Qian Long started in surprise. He had not guessed that this would be the request. For a moment, he was at a loss.

"How has Master Wen offended you?" Chen asked.

"I cannot release him, but since I have promised, I cannot go back on my word. I tell you what: I won't kill him."

"Then we have no choice but to rescue him by force," replied Chen. "I asked you to release him not because we are unable to rescue him, but simply to avoid injuring our friendship."

Qian Long had witnessed the might of the Red Flower Society, and he knew this was no empty boast.

"I appreciate your good intentions," he said. "But I tell you honestly, I cannot allow this man out of my grasp. If you insist on trying to rescue him, then I will kill him three days from now."

Chen's blood boiled. "If you kill Master Wen, you will never eat or sleep easy again," he threatened.
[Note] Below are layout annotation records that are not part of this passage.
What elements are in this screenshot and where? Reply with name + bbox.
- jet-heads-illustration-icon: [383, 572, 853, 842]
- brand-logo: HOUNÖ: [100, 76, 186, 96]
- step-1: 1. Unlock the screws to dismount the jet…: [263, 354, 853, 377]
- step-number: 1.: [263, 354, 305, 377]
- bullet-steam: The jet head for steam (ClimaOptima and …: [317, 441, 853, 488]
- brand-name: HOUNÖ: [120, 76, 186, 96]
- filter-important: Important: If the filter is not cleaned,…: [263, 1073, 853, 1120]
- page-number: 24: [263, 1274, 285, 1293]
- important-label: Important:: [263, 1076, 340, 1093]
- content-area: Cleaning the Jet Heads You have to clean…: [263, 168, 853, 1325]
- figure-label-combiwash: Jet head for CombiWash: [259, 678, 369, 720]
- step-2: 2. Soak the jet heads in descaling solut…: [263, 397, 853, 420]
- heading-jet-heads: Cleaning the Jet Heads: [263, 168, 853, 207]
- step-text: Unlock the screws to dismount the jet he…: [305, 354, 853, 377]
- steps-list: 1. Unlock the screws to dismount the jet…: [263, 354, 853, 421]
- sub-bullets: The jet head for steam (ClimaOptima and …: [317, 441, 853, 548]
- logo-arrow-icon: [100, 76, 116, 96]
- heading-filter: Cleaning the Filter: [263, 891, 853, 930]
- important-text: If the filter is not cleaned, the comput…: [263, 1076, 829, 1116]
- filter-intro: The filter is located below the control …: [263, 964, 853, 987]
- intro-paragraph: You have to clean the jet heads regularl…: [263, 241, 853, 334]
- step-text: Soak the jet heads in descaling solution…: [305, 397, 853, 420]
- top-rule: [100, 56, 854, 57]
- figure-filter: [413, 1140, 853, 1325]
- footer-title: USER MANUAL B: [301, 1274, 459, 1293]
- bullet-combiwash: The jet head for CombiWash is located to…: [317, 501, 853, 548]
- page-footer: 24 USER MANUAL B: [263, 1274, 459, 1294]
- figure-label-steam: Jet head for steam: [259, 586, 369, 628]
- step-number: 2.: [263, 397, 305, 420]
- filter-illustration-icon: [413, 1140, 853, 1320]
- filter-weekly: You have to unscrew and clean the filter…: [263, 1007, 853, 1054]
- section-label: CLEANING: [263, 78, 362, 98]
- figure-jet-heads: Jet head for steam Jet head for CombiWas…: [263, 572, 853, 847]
"And if I don't kill him, I will never eat or sleep easy either."

"If that is true, then even being Emperor cannot compare with the carefree life that I lead."

"How old are you?" Qian Long asked.

"Twenty five."

"I am not jealous of your carefree life, but I am jealous of your youth. But it is of no consequence. No matter what one's achievements, everyone still returns to dust when their time is up."

The two strolled on for a time.

"How many wives do you have?" Qian Long asked. Without waiting for an answer, he plucked a piece of jade off his gown and offered it to Chen, saying: "This is a priceless treasure. Give it to your wife."

Chen did not take it. "I have not married yet," he said.

Qian Long laughed. "You always set your sights too high. Give it to the lady of your heart as a wedding present, then."

Chen accepted the stone. The jade shone with a pale glow under the moonlight and he found it slightly warm to the touch. He realized it was a piece of incalculably valuable "warm jade". He placed the jade in his pocket. "Thank you for the present," he said. "We will meet again." He saluted with his fists, mounted his horse and started off.

Qian Long waved goodbye to him. "Look after yourself!" he shouted.